Before anyone turns away from this blog – if you haven’t already – groaning that I must not be in touch with the newer developments in cognitive and cognitive behavioral therapies, let me point something out.  Cognitive therapy has always been about uncovering the unconscious material; they just don’t call it that.  They call it hidden assumptions, underlying schema, and other terms with a similar cognitive flavor, but the thrust is the same.  There are thoughts, attitudes, assumptions that lie outside of awareness (i.e. that are unconscious) which are strongly influencing if not dominating one’s thoughts, feelings, and behavior, i.e. which are causing your symptoms.  Furthermore, both cognitive and psycho-dynamically oriented therapists – if we are any good – provide people with the necessary “tools”, “coping skills”, and other concrete assistance as needed; we analyst types don’t just sit and explore your feelings about swimming and never having lessons when what you need is a life preserver.  Still, I have always found that providing such skills is not as powerful a cure as is making contact with the 95%.  Some people of course are not ready for such work, but if you are it is very exciting and very healing.
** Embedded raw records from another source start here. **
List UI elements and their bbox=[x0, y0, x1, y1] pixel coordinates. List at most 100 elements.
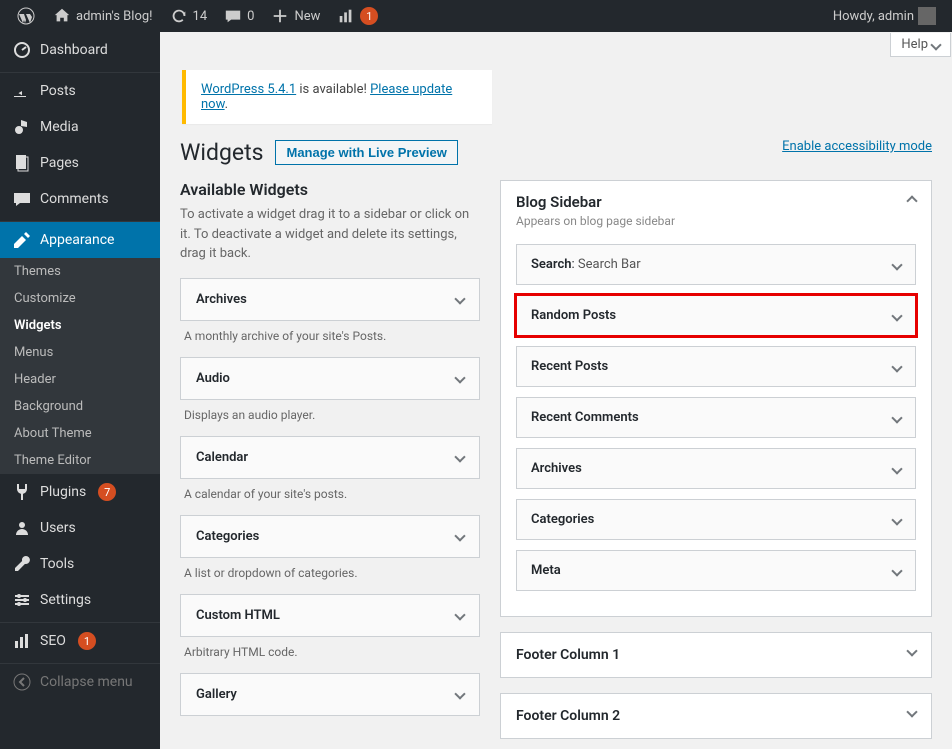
sidebar-item-label: Pages bbox=[40, 155, 79, 171]
sidebar-item-pages[interactable]: Pages bbox=[0, 145, 160, 181]
wp-logo-menu[interactable] bbox=[10, 0, 42, 32]
widget-name: Audio bbox=[196, 371, 230, 386]
collapse-icon bbox=[12, 672, 32, 692]
wp-version-link[interactable]: WordPress 5.4.1 bbox=[201, 82, 296, 97]
sidebar-area-body: Search: Search Bar Random Posts Recent P… bbox=[501, 234, 931, 616]
sidebar-item-users[interactable]: Users bbox=[0, 510, 160, 546]
submenu-item-header[interactable]: Header bbox=[0, 366, 160, 393]
page-header: Widgets Manage with Live Preview bbox=[180, 139, 782, 166]
submenu-item-widgets[interactable]: Widgets bbox=[0, 312, 160, 339]
widget-desc: A monthly archive of your site's Posts. bbox=[184, 329, 476, 343]
appearance-icon bbox=[12, 230, 32, 250]
sidebar-area-footer-2: Footer Column 2 bbox=[500, 693, 932, 739]
widget-name: Archives bbox=[531, 461, 582, 476]
placed-widget-archives[interactable]: Archives bbox=[516, 448, 916, 489]
accessibility-mode-link[interactable]: Enable accessibility mode bbox=[782, 139, 932, 154]
wordpress-icon bbox=[16, 6, 36, 26]
widget-tile-audio[interactable]: Audio bbox=[180, 357, 480, 400]
widget-tile-gallery[interactable]: Gallery bbox=[180, 673, 480, 716]
sidebar-item-label: Users bbox=[40, 520, 76, 536]
widget-desc: Arbitrary HTML code. bbox=[184, 645, 476, 659]
sidebar-item-media[interactable]: Media bbox=[0, 109, 160, 145]
admin-toolbar: admin's Blog! 14 0 New 1 Howdy, admin bbox=[0, 0, 952, 32]
widget-name: Calendar bbox=[196, 450, 248, 465]
site-name-menu[interactable]: admin's Blog! bbox=[46, 0, 159, 32]
chevron-down-icon bbox=[454, 451, 465, 462]
available-widgets-column: Available Widgets To activate a widget d… bbox=[180, 180, 480, 749]
dashboard-icon bbox=[12, 40, 32, 60]
sidebar-item-label: Tools bbox=[40, 556, 74, 572]
placed-widget-random-posts[interactable]: Random Posts bbox=[516, 295, 916, 336]
toolbar-right: Howdy, admin bbox=[827, 0, 942, 32]
sidebar-areas-column: Blog Sidebar Appears on blog page sideba… bbox=[500, 180, 932, 749]
toolbar-left: admin's Blog! 14 0 New 1 bbox=[10, 0, 384, 32]
sidebar-area-toggle[interactable]: Footer Column 2 bbox=[501, 694, 931, 738]
chevron-down-icon bbox=[891, 361, 902, 372]
submenu-item-customize[interactable]: Customize bbox=[0, 285, 160, 312]
widget-tile-categories[interactable]: Categories bbox=[180, 515, 480, 558]
widget-title: Search Bar bbox=[578, 257, 641, 272]
sidebar-area-toggle[interactable]: Blog Sidebar Appears on blog page sideba… bbox=[501, 181, 931, 234]
seo-menu[interactable]: 1 bbox=[330, 0, 384, 32]
live-preview-button[interactable]: Manage with Live Preview bbox=[275, 140, 457, 165]
chevron-down-icon bbox=[891, 259, 902, 270]
widget-tile-archives[interactable]: Archives bbox=[180, 278, 480, 321]
sidebar-item-tools[interactable]: Tools bbox=[0, 546, 160, 582]
plugins-icon bbox=[12, 482, 32, 502]
sidebar-item-label: Appearance bbox=[40, 232, 114, 248]
sidebar-item-settings[interactable]: Settings bbox=[0, 582, 160, 618]
submenu-item-theme-editor[interactable]: Theme Editor bbox=[0, 447, 160, 474]
chevron-down-icon bbox=[891, 565, 902, 576]
home-icon bbox=[52, 6, 72, 26]
sidebar-item-posts[interactable]: Posts bbox=[0, 73, 160, 109]
widget-tile-custom-html[interactable]: Custom HTML bbox=[180, 594, 480, 637]
comments-menu[interactable]: 0 bbox=[217, 0, 260, 32]
sidebar-item-collapse[interactable]: Collapse menu bbox=[0, 664, 160, 700]
avatar bbox=[918, 7, 936, 25]
sidebar-area-toggle[interactable]: Footer Column 1 bbox=[501, 633, 931, 677]
placed-widget-recent-posts[interactable]: Recent Posts bbox=[516, 346, 916, 387]
sidebar-item-label: SEO bbox=[40, 633, 66, 649]
placed-widget-categories[interactable]: Categories bbox=[516, 499, 916, 540]
chevron-down-icon bbox=[891, 310, 902, 321]
updates-menu[interactable]: 14 bbox=[163, 0, 214, 32]
sidebar-item-plugins[interactable]: Plugins7 bbox=[0, 474, 160, 510]
content-area: Help WordPress 5.4.1 is available! Pleas… bbox=[160, 32, 952, 749]
placed-widget-search[interactable]: Search: Search Bar bbox=[516, 244, 916, 285]
seo-icon bbox=[12, 631, 32, 651]
settings-icon bbox=[12, 590, 32, 610]
submenu-item-about-theme[interactable]: About Theme bbox=[0, 420, 160, 447]
widget-name: Recent Comments bbox=[531, 410, 639, 425]
chevron-down-icon bbox=[454, 609, 465, 620]
seo-badge: 1 bbox=[360, 7, 378, 25]
seo-badge: 1 bbox=[78, 632, 96, 650]
placed-widget-recent-comments[interactable]: Recent Comments bbox=[516, 397, 916, 438]
widget-name: Random Posts bbox=[531, 308, 616, 323]
available-widgets-heading: Available Widgets bbox=[180, 180, 480, 199]
sidebar-area-title: Blog Sidebar bbox=[516, 193, 675, 211]
widget-desc: A calendar of your site's posts. bbox=[184, 487, 476, 501]
sidebar-item-label: Settings bbox=[40, 592, 91, 608]
widget-name: Categories bbox=[531, 512, 594, 527]
user-menu[interactable]: Howdy, admin bbox=[827, 0, 942, 32]
site-name-label: admin's Blog! bbox=[76, 9, 153, 24]
sidebar-item-label: Posts bbox=[40, 83, 76, 99]
chevron-down-icon bbox=[454, 372, 465, 383]
placed-widget-meta[interactable]: Meta bbox=[516, 550, 916, 591]
update-notice: WordPress 5.4.1 is available! Please upd… bbox=[182, 70, 492, 124]
chevron-down-icon bbox=[891, 514, 902, 525]
submenu-item-background[interactable]: Background bbox=[0, 393, 160, 420]
widget-tile-calendar[interactable]: Calendar bbox=[180, 436, 480, 479]
admin-sidebar: Dashboard Posts Media Pages Comments App… bbox=[0, 32, 160, 749]
sidebar-item-appearance[interactable]: Appearance bbox=[0, 222, 160, 258]
new-menu[interactable]: New bbox=[264, 0, 326, 32]
submenu-item-themes[interactable]: Themes bbox=[0, 258, 160, 285]
help-button[interactable]: Help bbox=[890, 33, 951, 57]
submenu-item-menus[interactable]: Menus bbox=[0, 339, 160, 366]
posts-icon bbox=[12, 81, 32, 101]
widget-name: Search bbox=[531, 257, 572, 272]
sidebar-item-seo[interactable]: SEO 1 bbox=[0, 623, 160, 659]
chevron-down-icon bbox=[891, 412, 902, 423]
sidebar-item-dashboard[interactable]: Dashboard bbox=[0, 32, 160, 68]
sidebar-item-comments[interactable]: Comments bbox=[0, 181, 160, 217]
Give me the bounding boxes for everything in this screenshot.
I may even be safe in suggesting that this 95% is what makes some movie actors so compelling to us, their moments so enduring.  Lines like “you can’t handle the truth!”  (Jack Nicholson in “A Few Good Men”), “just when I thought I was out they pull me back in” (Al Pacino in Godfather 3) are not brilliant lines.  It’s the delivery.  These are people who perhaps manage to reveal to us at least some of that 95%.  I wonder if the same is true in other arts, for example Edvard Munch’s “The Scream”, Magritte’s “Le Viol” (“The Rape”), or Picasso’s abstract Cubist works.  As one art critic put it “Picasso had a way of making you feel the silence of things”.  I believe it is not an empty silence we are responding to, but a silence filled with that 95%.